The # 1 Femme Fatale is Betty Davis. She played it all from overpowered old maid in Now Voyager to the deliciously slutty Jezebel and everything in between. Even as a killer or a user, you had to love her.

Sent by Stephanie | 2:57 PM ET | 08-21-2008

julianne moore,

the big lebowski!!!!!!!!!!!!

omg

Sent by bart | 2:57 PM ET | 08-21-2008

Debrah Kerr, "From here to eternity"

Sent by S.Kantor | 2:57 PM ET | 08-21-2008

Kathleen Turner in "Body Heat". Hot and Evil.

You need more time on this subject.

Sent by Steve Obrenovich | 2:59 PM ET | 08-21-2008

Nicole Kidman in 'To Die For'!

Sent by Alex | 2:59 PM ET | 08-21-2008

Re "The Avengers" Diana Rigg: Remember, her character name Emma Peel was chosen for a reason!

Sent by Philip Vater | 4:09 PM ET | 08-21-2008

I think that Dorothy Dandridge who starred in Carmen Jones was the ultimate Femme Fatal.

Sent by Patrice Woodfork | 4:53 PM ET | 08-21-2008

In the piece on TOTN, Mr. Horwitz said that Kurosawa made Lady MacBeth and Lear's daughters very sexy in the Japanese films.
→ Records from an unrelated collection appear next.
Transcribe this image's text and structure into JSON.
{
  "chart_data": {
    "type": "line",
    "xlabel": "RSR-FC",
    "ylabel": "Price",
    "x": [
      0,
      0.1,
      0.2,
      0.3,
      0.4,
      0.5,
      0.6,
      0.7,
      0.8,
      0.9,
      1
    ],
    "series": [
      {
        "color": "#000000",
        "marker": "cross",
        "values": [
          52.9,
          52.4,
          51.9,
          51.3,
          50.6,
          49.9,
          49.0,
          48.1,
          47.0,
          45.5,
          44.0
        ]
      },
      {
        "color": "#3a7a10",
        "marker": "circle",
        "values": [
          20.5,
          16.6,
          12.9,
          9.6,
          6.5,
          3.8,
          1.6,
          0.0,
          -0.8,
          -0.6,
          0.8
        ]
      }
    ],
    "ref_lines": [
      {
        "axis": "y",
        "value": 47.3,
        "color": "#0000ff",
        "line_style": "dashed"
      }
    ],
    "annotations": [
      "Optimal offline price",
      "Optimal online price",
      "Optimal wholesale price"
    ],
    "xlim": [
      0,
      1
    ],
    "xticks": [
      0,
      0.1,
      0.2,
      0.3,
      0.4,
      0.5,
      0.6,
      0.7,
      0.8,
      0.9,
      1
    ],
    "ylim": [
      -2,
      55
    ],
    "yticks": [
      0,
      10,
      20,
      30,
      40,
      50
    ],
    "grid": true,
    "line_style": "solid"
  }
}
In fact, in 'Ran', Kurosawa replaced Lear's 3 daghters with 3 sons.

Sent by Randy Johnson | 7:19 PM ET | 08-21-2008

Add my vote for Angela Lansbury. If you define "femme fatale" as being someone who is more than she seems to be, and who can make people do things they would not think to do otherwise, then her character in Manchurian Candidate surely fills the bill. Other movies reinforce this idea. If Manchurian Candidate had not been supressed, I firmly believe that she would have been one of the great stars of her time, instead of being condemned to being remembered as a meddling old biddy who, if she turned up in your village, you could depend on somebody being killed within the first five minutes of the show.

Sent by wuckus | 7:35 PM ET | 08-21-2008

What Barbara Stanwick was to my parents' generation, Kathleen Turner is to mine, I wonder who will fill those pumps for my kids.

Sent by Dave | 1:58 AM ET | 08-22-2008

Species. Need I say more?

Sent by boredatwork | 9:08 AM ET | 08-22-2008

The first on the silver screen to make such an impact in the realm of the femme fatale, Theda Bara - Salome, Cleopatra, Carmine - she made 42 films, only of which 3 survive (including her first "A Fool There Was" which earned her the title of "Vamp")...but the surviving stills attest to the power of her image and passionate delivery.

Sent by Tempest | 10:13 AM ET | 08-22-2008

Murray Horwitz mentioned Jennifer Beals in Devil in a Blue Dress, and referred to her as a "white woman". Jennifer Beals is in fact bi-racial, like Barack Obama. Just wanted to point that out.

Sent by G. Fought | 3:58 PM ET | 08-22-2008

Tuesday Weld in Pretty Poison is perhaps an ing??nue in Pretty Poison and not quite a femme fatal in Play Its as I Lays but she is very close in both movies.

Sent by Ted Michael Morgan | 4:07 PM ET | 08-26-2008

You all missed one of the best film noir femme fatale....Jane Greer in Out of the Past. Absolutely great!